The attack starts with a phishing link sent by alleged hiring recruiters that, if clicked on, takes the victim to a fake job-related login page that shows off the threat group’s improved operation. The fraudulent career portal goes so far as to use React-based templates that appear to be legitimate hiring platforms and come with pre-shared and individualized credentials for each victim. It also impersonates such high-profile aerospace companies like Airbus, Boeing, and flydubai and other companies like Rheinmetall, a German supplier of technologies for the automotive and defense industries.

Side-Loading and Obfuscation

The attack includes the unique side-loader technique that uses undocumented low-level APIs to create the multi-stage DLL side-loading chain, which the researchers wrote “causes a legitimate process to sideload a malicious DLL from a different location and override the normal [Microsoft] DLL search order.”

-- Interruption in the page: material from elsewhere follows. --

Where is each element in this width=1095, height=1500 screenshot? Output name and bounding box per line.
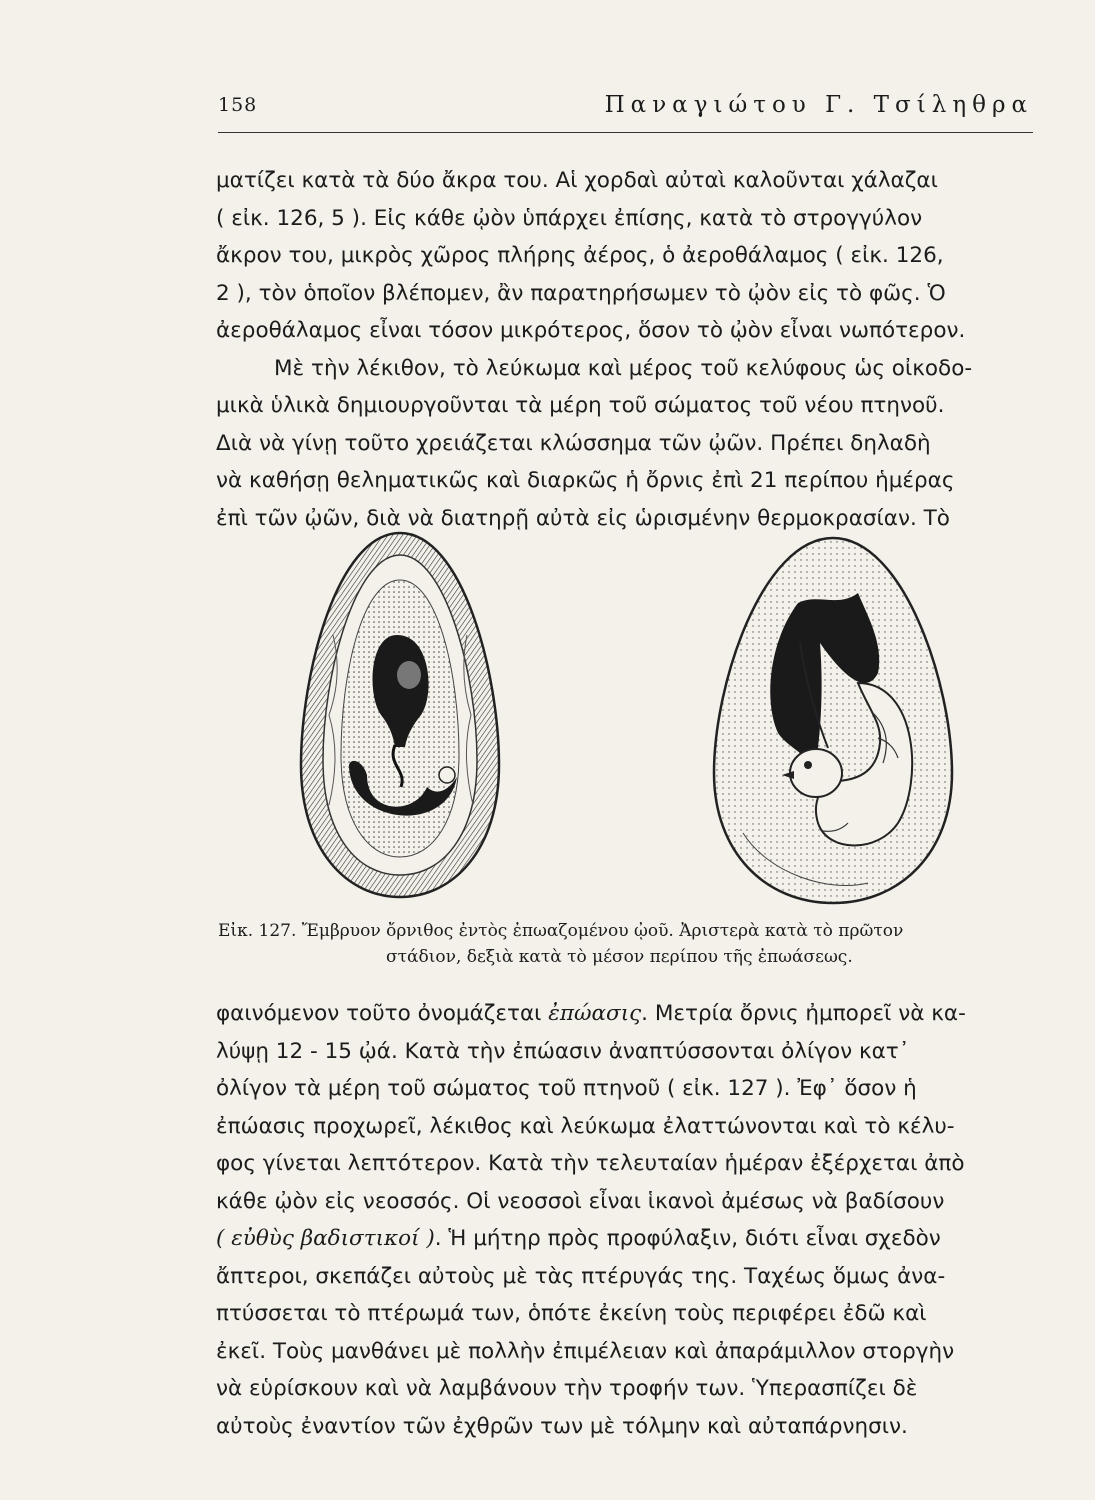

The MiniJunk backdoor and the MiniBrowse info-stealer – which comes in two variants: one to steal Google Chrome credentials and the other one targeting Microsoft Edge – both come with compiler-level code obfuscation, including the use of junk code, opaque predicates, obfuscated function calls, encrypted strings, and control-flow obfuscation. The threat group continues to work on such techniques, with each generation show improvements.

“The actor appears to be targeting a substantial number of victims, and these obfuscations help the malware remain undetected while at the same time slowing down researchers trying to determine the samples’ behavior,” the researchers wrote. “As with most obfuscation, no single tool addresses all cases: off‑the‑shelf tools often fail unless the scheme matches a generic framework … which is not the case here. This underscores the attacker’s willingness to invest in their toolset and, conversely, benefits researchers by exposing new techniques.”

A Parallel Campaign

As Check Point was writing about this Nimbus Manticore campaign, another security firm, PRODAFT, wrote about a parallel campaign run by the Iranian-nexus threat group Subtle Snail – or UNC1549 – that includes similar tactics but comes with a smaller payload and less sophisticated obfuscation techniques.

The group also has been using tactics that align with those of Nimbus Manticore, impersonating a HR pro and using social media like LinkedIn to contact victims with spearphishing messages before asking them move to email. Subtle Snail also has shifted focus to European telecom, aerospace, and defense organizations, according to PRODAFT.

That said, despite the overlaps, MiniJunk and dxgi.dll, which is used by Subtle Snail, use different command sets and Subtle Snail doesn’t use evasion or obfuscation techniques, Check Point wrote.

“The findings … suggest dxgi.dll shares a common code base with MiniJunk versions,” the researchers wrote. “Both of the activity clusters may have access to the code base, and can modify the code as needed, adding compiler passes, and altering the logic slightly. At the same time, the programming paradigm remains similar. This is hard to notice at first, due to MiniJunk obfuscations, the different layout of the HTTP request method (classes vs non-classes), and other variations. But once the obfuscations are addressed, it becomes clear that they share the same code base.”